Vettel a safe bet after tire gamble
Updated: 2011-08-30 07:52
Red Bull Formula One driver Sebastian Vettel of Germany celebrates on the podium after winning the Belgian F1 Grand Prix at Spa-Francorchamps, on Sunday. Francois Lenoir / Reuters
Defending champion can claim another title without winning again
Formula One champion Sebastian Vettel was revealed as a lover of bookmakers' slang on Sunday after a Belgian Grand Prix victory that made him more of a racing certainty for the title than ever.
As he took the chequered flag for his seventh win in 12 races, extending his championship lead to 92 points with only a maximum 175 still on the table, the 24-year-old whooped his delight.
Team principal Christian Horner congratulated him over the team radio on leading a one-two with Australian Mark Webber, adding enigmatically: "Double Carpet".
"It was just a joke," the Briton explained somewhat bashfully to reporters later.
"Sebastian has got very into Tic-tac speak. He's fascinated by Anglicisms...if you ask him 11-2 he'll probably be able to give it to you."
In Tic-tac, a complex sign language employed by track bookmakers in horse and dog racing, double carpet signifies odds of 33-1.
It would be a foolhardy bookmaker who offered such odds against Vettel winning a second successive title, with all bets now focusing on where and when he is likely to take it rather than whether.
Vettel, who does not need to win again to be champion, started on pole position and ended the afternoon 3.741 seconds ahead of Webber.
Both he and the team did take a gamble on Sunday. What ended up as one of the their best ever results could easily have turned into a nightmare before the start.
Horner said, after the champagne had been sprayed and the trophies collected, that Red Bull had given serious consideration to starting both drivers from the pitlane because of safety concerns about the tires.
He told reporters that the front tires on both cars had suffered noticeable blistering in qualifying due to the set-up of the cars.
However, any changes to the set-up between qualifying and the race would be a breach of the rules and force the drivers to start from the back of the grid or pit lane.
"We had a lot of very good and open dialogue with (tire provider) Pirelli and with (FIA race director) Charlie (Whiting) and a decision was taken," Horner said.
"We felt the tyres were safe to start the race and that's exactly what we did.
"We erred on the side of caution, hence the first stint being very short for both the drivers. The blistering was in a position of the tire that to us looked quite nasty, right on the shoulder."
Horner said the whole team was "glued to the monitors", looking at the tires for any signs of excessive and dangerous wear in the opening laps.
"The drivers were giving us the feedback of what they could see.
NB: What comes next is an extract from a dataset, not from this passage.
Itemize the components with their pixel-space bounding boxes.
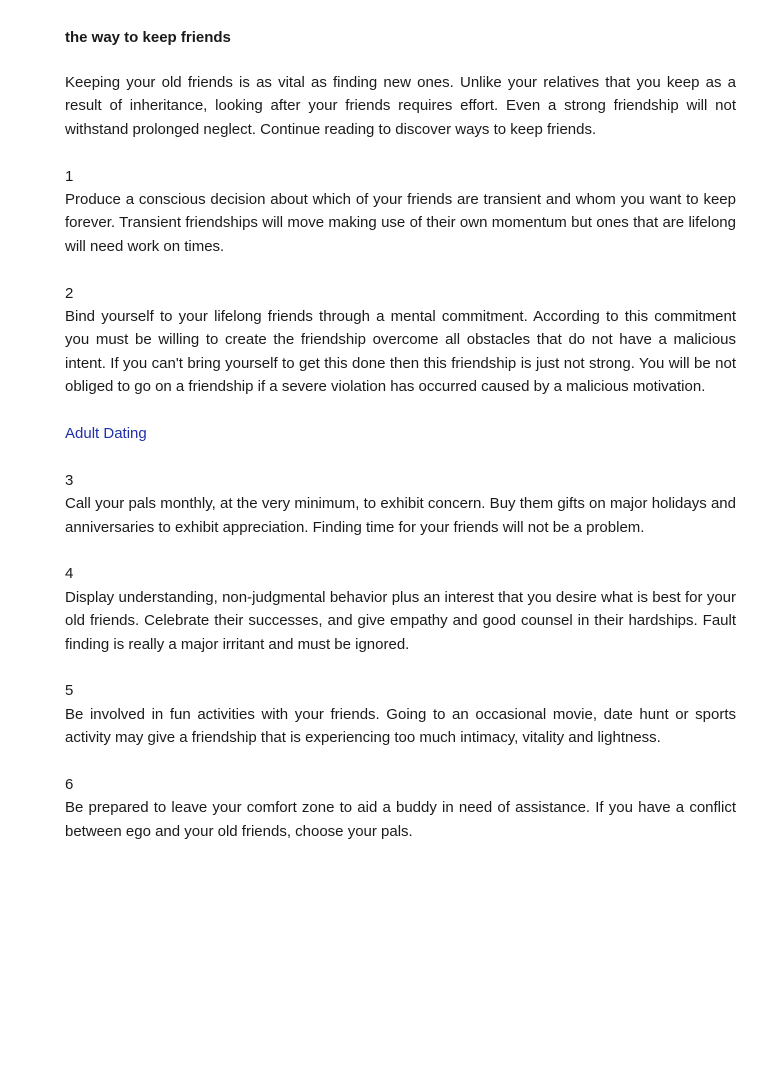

The first pitstop enabled us to have a closer inspection of the tire and that built our confidence for the next stint," he said, although the worries did not disappear entirely.
Team technical head Adrian Newey was emotional on the podium collecting the trophy and Horner said his colleague had been "pretty stressed" about the tire safety and his responsibilities to the drivers.
"For us to get a one-two here...is a massive result for the team," added Horner.
Vettel agreed the team had taken a gamble, with nobody really sure of what might happen at one of the fastest circuits on the calendar.
"We took quite a lot of risk," he said. "We had reason to be confident that it should be fine, but you never really know and there is no-one walking up and down the paddock giving you a guarantee."